For a government to be tyrannical it has to have at least four fundamental features: arbitrariness (the exercise of power is not regulated, but obeys the will of the rulers, a situation of helplessness and uncertainty occurs), imposition (the rulers they are afraid of the governed and the governed of the rulers, there is no legitimation of power),
Etymologically the tyranny designates the command of a minority over a majority with the existence of an unlimited power not regulated by the laws, although not only that characterizes them, the dictatorships and autocracies also share this feature but with some nuance, in authoritarianism the ruler is subject to the laws until you decide to change them.
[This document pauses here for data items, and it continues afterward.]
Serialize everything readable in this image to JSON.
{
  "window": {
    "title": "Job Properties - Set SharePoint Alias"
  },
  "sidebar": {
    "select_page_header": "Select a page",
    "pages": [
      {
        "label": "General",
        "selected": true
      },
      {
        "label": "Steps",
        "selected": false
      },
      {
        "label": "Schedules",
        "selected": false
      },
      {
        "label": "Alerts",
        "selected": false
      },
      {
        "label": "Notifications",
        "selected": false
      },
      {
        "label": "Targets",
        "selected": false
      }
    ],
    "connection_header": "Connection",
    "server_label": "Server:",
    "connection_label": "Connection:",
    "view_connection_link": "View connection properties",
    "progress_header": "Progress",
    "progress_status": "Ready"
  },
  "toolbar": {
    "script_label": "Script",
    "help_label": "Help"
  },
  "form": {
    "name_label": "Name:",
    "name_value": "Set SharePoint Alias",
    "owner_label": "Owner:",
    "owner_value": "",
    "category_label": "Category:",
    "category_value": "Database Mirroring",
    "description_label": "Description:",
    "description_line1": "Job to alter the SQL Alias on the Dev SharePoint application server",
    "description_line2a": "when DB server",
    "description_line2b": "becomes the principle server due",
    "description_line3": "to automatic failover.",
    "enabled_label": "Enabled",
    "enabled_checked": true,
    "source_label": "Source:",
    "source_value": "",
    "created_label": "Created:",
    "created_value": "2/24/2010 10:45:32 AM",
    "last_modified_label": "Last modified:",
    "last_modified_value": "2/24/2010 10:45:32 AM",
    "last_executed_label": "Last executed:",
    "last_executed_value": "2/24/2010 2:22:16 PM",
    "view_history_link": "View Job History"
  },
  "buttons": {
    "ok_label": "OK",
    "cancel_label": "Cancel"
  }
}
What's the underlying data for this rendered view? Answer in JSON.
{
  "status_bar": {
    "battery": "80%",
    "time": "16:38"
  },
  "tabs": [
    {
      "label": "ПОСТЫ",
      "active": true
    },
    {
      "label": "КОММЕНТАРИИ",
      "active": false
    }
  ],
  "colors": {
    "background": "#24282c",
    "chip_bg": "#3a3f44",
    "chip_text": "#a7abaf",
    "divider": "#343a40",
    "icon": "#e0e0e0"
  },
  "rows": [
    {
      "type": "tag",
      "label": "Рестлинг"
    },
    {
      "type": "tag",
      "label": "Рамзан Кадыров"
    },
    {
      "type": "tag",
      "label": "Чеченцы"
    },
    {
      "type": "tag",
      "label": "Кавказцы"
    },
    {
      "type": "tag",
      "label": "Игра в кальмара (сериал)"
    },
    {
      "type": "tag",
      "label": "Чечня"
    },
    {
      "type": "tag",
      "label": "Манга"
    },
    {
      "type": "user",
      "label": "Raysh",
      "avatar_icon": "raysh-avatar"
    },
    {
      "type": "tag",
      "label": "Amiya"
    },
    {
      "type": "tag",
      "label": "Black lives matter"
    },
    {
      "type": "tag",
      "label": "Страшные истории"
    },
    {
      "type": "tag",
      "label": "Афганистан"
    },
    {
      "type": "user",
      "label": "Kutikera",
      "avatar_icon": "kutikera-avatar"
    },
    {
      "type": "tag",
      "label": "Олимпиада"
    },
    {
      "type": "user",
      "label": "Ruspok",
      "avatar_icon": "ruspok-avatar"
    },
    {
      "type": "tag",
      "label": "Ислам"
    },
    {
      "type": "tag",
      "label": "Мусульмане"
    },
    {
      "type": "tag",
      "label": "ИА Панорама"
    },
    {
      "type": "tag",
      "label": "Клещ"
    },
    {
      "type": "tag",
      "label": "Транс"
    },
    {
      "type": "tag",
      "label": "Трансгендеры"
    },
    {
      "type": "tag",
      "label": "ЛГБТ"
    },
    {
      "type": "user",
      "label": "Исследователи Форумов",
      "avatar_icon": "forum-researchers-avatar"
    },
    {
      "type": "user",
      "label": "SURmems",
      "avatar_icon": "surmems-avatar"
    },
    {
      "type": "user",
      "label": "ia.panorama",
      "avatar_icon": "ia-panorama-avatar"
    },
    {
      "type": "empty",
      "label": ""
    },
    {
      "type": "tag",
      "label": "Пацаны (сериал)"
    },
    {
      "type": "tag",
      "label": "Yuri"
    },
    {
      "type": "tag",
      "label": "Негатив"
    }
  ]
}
Tyranny is also characterized as the “antipolitical government”.
Tyranny is not a political regime but a political situation, it corrupts the political because it implies direct domination over the governed, it is a disorder where force dominates, it is also a government for the benefit of the tyrant and his environment.
The Right to Rebellion
“When the government violates the rights of the people the insurrection is for the people and for each portion of the people, the most sacred of their rights and the most indispensable of their duties” Declaration of the rights of man and citizen
The right of rebellion is a right recognized to the people against the illegitimate ruler, the Greeks and the Romans rejected the tyrannical government but limited themselves to avoid it through a mixed form of government, during the middle ages it is when the right to the resistance, under the name of tyrannicide, in that contractual society the legitimate thing was the legal thing, when it stops taking the Right as the just thing is when the separation between legality and legitimacy takes place, since the idea of justice that has the power.
The political can be very different from the one the people have, but it only acquires legal character when it is imposed. The process of resistance was arbitrated by the Pope or the Emperor.
The first authors who were charged with theorizing about tyrannicide were Juan de Salisbury and Santo Tomas de Aquino. It was distinguished between two types of tyranny: Ex defectu titutli (when the ruler was a usurper without a title for it) and A regime (unfair exercise of power, abuse of authority). In the first case it is a political tyranny and in the second it is a difference between legal and fair.
Juan de Mariana established the conditions for tyrannicide: first the tyrant was warned to change his behavior, then he was admonished, then the insubordination was legitimized, and finally, it is justified to kill the tyrant in self-defense.
In the modern age the State appeared with the pretension of being an impartial body that arbitrated the disputes of the society, this ended with the right to resistance and tyrannicide. The difficulty was that the resistance would have to be exercised against the same State that presented itself as impersonal.
In the contemporary era with the recognition of popular sovereignty and constitutionalism the problem of distinguishing tyrannical laws arose, since the constitution was a guarantee against absolutist governments, but it could still be the case that tyrannical laws were produced, according to Jaime Balmes were those that were contrary to the common good, were not for the common good, that grant privileges, that exceed the powers of the legislator and that do not conform to the established procedures according to the constitution.
During the contemporary age, the right to rebellion took on a social character and was developed above all by the labor movement and the theorists of socialism.